Par ailleurs, Brad Birnbaum oppose la vision multicanale de Zendesk à l'approche omnicanale de Kustomer. "Il ne suffit pas de donner aux entreprises la liberté de communiquer avec leurs clients via le web, le chat, l'e-mail, le SMS, Twitter, Facebook Messenger ou WhatsApp. Il faut pouvoir comprendre parfaitement la nature de la demande et y répondre en temps réel, même si le client a changé de canal au cours du processus", insiste le PDG de Kustomer. Pour ce serial entrepreneur et ancien CTO d'Airtime, les solutions multicanales comme Zendesk fonctionnent en silos. "Chaque canal est géré par une équipe dédiée qui ne dispose pas ou pratiquement pas des données d'historique relatives aux autres canaux."

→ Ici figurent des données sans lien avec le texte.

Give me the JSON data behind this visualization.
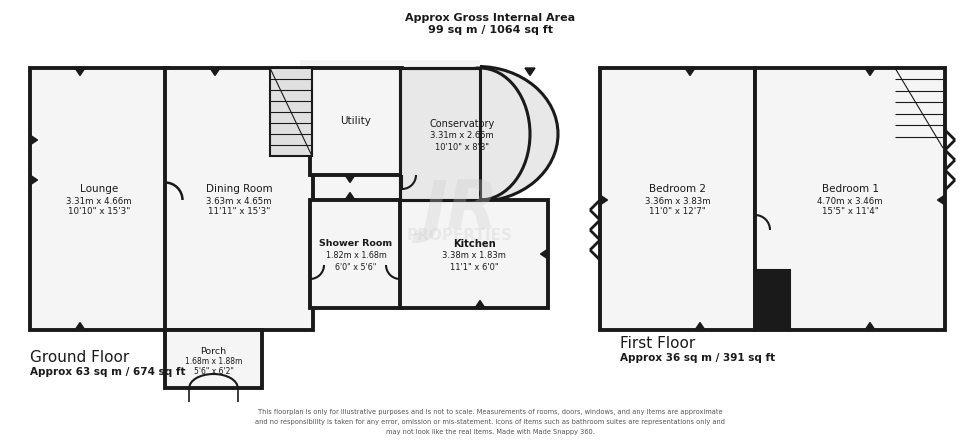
{
  "title_top_line1": "Approx Gross Internal Area",
  "title_top_line2": "99 sq m / 1064 sq ft",
  "ground_floor_label": "Ground Floor",
  "ground_floor_area": "Approx 63 sq m / 674 sq ft",
  "first_floor_label": "First Floor",
  "first_floor_area": "Approx 36 sq m / 391 sq ft",
  "disclaimer_line1": "This floorplan is only for illustrative purposes and is not to scale. Measurements of rooms, doors, windows, and any items are approximate",
  "disclaimer_line2": "and no responsibility is taken for any error, omission or mis-statement. Icons of items such as bathroom suites are representations only and",
  "disclaimer_line3": "may not look like the real items. Made with Made Snappy 360.",
  "bg_color": "#ffffff",
  "wall_color": "#1a1a1a",
  "room_fill": "#f5f5f5",
  "stair_fill": "#e0e0e0",
  "conservatory_fill": "#e8e8e8",
  "watermark_color": "#cccccc",
  "watermark_alpha": 0.3
}
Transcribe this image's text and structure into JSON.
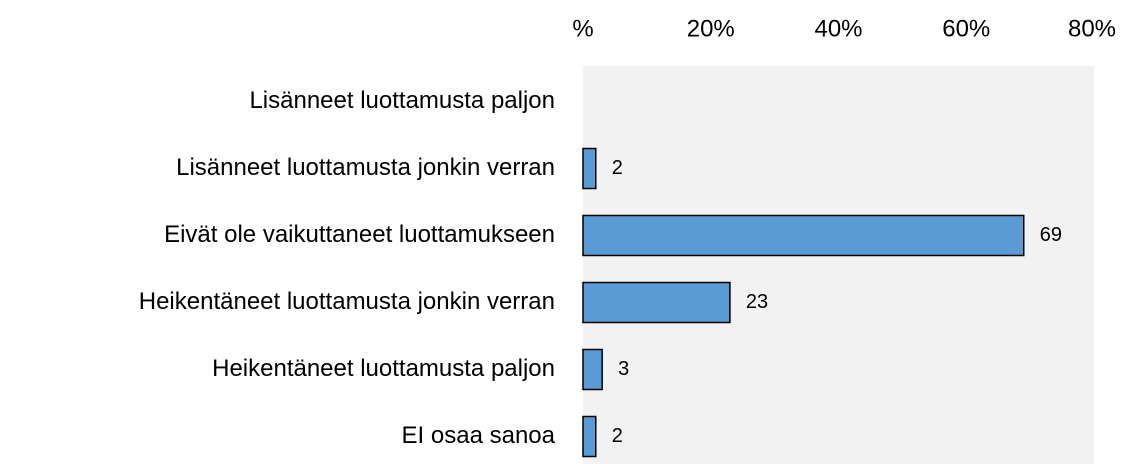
{
  "chart_data": {
    "type": "barh",
    "categories": [
      "Lisänneet luottamusta paljon",
      "Lisänneet luottamusta jonkin verran",
      "Eivät ole vaikuttaneet luottamukseen",
      "Heikentäneet luottamusta jonkin verran",
      "Heikentäneet luottamusta paljon",
      "EI osaa sanoa"
    ],
    "values": [
      0,
      2,
      69,
      23,
      3,
      2
    ],
    "value_labels": [
      null,
      "2",
      "69",
      "23",
      "3",
      "2"
    ],
    "color": "#5b9bd5",
    "xlim": [
      0,
      80
    ],
    "xticks": [
      {
        "value": 0,
        "label": "%"
      },
      {
        "value": 20,
        "label": "20%"
      },
      {
        "value": 40,
        "label": "40%"
      },
      {
        "value": 60,
        "label": "60%"
      },
      {
        "value": 80,
        "label": "80%"
      }
    ]
  }
}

Autre avantage compétitif avancé par le dirigeant de Kustomer : l'orchestration du flux de travail grâce à l'IA. Le traitement automatique du langage naturel et l'analyse de sentiments permettent d'améliorer l'expérience client. Le routage des demandes peut être également piloté par les données. Un client VIP sera ainsi dirigé vers la file d'attente dédiée, un client français vers un conseiller francophone. Aux entreprises d'établir un ensemble de règles pour aiguiller les conversations entrantes en fonction d'un attribut client ou du contenu de la demande.

En termes de feuille de route, Brad Birnbaum prévoit de généraliser cette approche IA à l'ensemble de la plateforme. Il souhaite aussi aider les partenaires et les clients à créer leurs propres applications au-dessus de sa solution afin de tirer parti des données disponibles pour "créer des expériences de service client personnalisées, performantes et sans effort". Si Kustomer n'a pas encore de client basé en France, il compte se développer dans notre pays. Ce qui passera par la création d'une représentation commerciale en 2020. Dans le cadre de son expansion européenne, la start-up prévoit d'ores et déjà l'ouverture d'un datacenter sur le Vieux Continent "dans les prochaines semaines".